IMO the backlash against LLMs is more philosophical, a lot of people don’t like them or the idea of one learning from their content. Unless your website has some unique niche information unavailable anywhere else there’s no direct personal risk. RAG would be a more direct threat if anything.

It's really about who is getting the value from the work of the content. If content creators of all sorts have their work consumed by LLMs, and LLM orgs charge for it can capture all the value, why should people create to have their work vacuumed up for the robot's benefit? For exposure? You can't eat or pay rent with exposure. Humans must get paid, and LLMs (foundational models and output using RAG) cannot improve without a stream of works and data humans create.

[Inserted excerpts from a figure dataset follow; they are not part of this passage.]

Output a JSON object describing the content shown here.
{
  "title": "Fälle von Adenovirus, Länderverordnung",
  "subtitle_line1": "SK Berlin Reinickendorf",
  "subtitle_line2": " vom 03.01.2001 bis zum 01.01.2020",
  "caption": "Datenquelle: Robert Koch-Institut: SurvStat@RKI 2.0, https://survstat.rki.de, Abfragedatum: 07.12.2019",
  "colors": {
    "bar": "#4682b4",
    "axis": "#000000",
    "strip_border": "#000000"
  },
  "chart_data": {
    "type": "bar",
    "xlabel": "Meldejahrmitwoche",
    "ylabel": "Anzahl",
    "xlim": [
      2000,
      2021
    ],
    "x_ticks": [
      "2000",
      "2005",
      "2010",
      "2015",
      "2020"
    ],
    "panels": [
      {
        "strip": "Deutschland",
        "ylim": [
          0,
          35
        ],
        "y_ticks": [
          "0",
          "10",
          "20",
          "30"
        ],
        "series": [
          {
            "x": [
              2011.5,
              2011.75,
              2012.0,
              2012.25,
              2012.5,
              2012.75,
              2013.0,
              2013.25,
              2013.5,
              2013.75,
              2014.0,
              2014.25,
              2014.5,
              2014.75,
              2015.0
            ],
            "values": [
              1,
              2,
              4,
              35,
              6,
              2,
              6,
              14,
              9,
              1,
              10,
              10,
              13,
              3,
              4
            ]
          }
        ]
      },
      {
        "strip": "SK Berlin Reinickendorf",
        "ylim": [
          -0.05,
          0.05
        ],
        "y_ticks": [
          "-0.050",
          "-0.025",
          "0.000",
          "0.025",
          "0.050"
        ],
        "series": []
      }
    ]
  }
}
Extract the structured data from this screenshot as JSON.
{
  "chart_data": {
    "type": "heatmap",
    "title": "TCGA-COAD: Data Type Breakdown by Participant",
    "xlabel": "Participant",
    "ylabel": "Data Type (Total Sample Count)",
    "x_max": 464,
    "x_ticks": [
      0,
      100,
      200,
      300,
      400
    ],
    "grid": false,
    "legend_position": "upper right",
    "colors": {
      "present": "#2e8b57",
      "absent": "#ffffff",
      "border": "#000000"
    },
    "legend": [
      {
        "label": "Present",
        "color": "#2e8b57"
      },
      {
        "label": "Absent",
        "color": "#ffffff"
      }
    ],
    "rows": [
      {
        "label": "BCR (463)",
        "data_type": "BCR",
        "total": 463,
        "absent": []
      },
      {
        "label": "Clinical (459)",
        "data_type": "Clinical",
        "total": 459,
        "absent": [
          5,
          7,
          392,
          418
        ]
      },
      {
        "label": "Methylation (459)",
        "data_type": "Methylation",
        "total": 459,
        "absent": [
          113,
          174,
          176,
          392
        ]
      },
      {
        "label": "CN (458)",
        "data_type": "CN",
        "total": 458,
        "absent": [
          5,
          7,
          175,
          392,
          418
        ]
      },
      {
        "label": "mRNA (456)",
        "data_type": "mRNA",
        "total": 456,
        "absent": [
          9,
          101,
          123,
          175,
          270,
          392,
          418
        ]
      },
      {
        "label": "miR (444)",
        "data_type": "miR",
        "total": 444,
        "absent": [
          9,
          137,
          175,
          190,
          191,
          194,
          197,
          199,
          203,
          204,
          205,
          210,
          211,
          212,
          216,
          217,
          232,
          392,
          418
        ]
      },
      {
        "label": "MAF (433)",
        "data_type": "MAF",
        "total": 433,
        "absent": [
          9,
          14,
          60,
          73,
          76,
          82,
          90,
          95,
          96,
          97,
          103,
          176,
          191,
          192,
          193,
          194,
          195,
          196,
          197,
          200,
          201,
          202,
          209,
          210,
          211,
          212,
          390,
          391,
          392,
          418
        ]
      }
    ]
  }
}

Whether you call it training or something else is irrelevant, it's really exploitation of human work and effort for AI shareholder returns and tech worker comp (if those who create aren't compensated). And the technocracy has not been, based on the evidence, great stewards of the power they obtain through this. Pay the humans for their work.


It's not philosophical, it's economical.

AI scrapers increase traffic by maybe 10x (this varies per site) but provide no real value whatsoever to anyone. If you look at various forms of "value":

* Saying "this uses AI" might make numbers go up on the stock market if you manage to persuade people it will make numbers go up (see also: the market will remain irrational longer than you can remain solvent).

* Saying "this uses AI" might fulfill some corporate mandate.

* Asking AI to solve a problem (for which you would actually use the solution) allows you to "launder" the copyright of whatever source it is paraphrasing (it's well established that LLMs fail entirely if a question isn't found within their training set). Pirating it directly provides the same value, with significantly less errors/handholding.

* Asking AI to entertain you ... well, there's the novelty factor I guess, but even if people refuse to train themselves out of that obsession, the world is still far too full of options for any individual to explore them all. Even just the question of "what kind of ways can I throw some kind of ball around" has more answers than probably anyone here knows.

What am I missing?


Why are 100s of millions of people using AI if it is providing no value?

Because it's injected into a previously working product - even if it makes it worse - and automatically injects its ideas. That counts as "somebody using it".

Because it's bundled with other products that do provide value, and that counts as "someone using it".

Because some middle manager has declared that I must add AI to my workflow ... somehow. Whatever, if they want to pay me to accomplish less than usual, that's not my problem.

Because it's a cool new toy to play around with a bit.

Because surely all these people saying "AI is useful now" aren't just lying shills, so we'd better investigate their claims again ... nope, still terminally broken.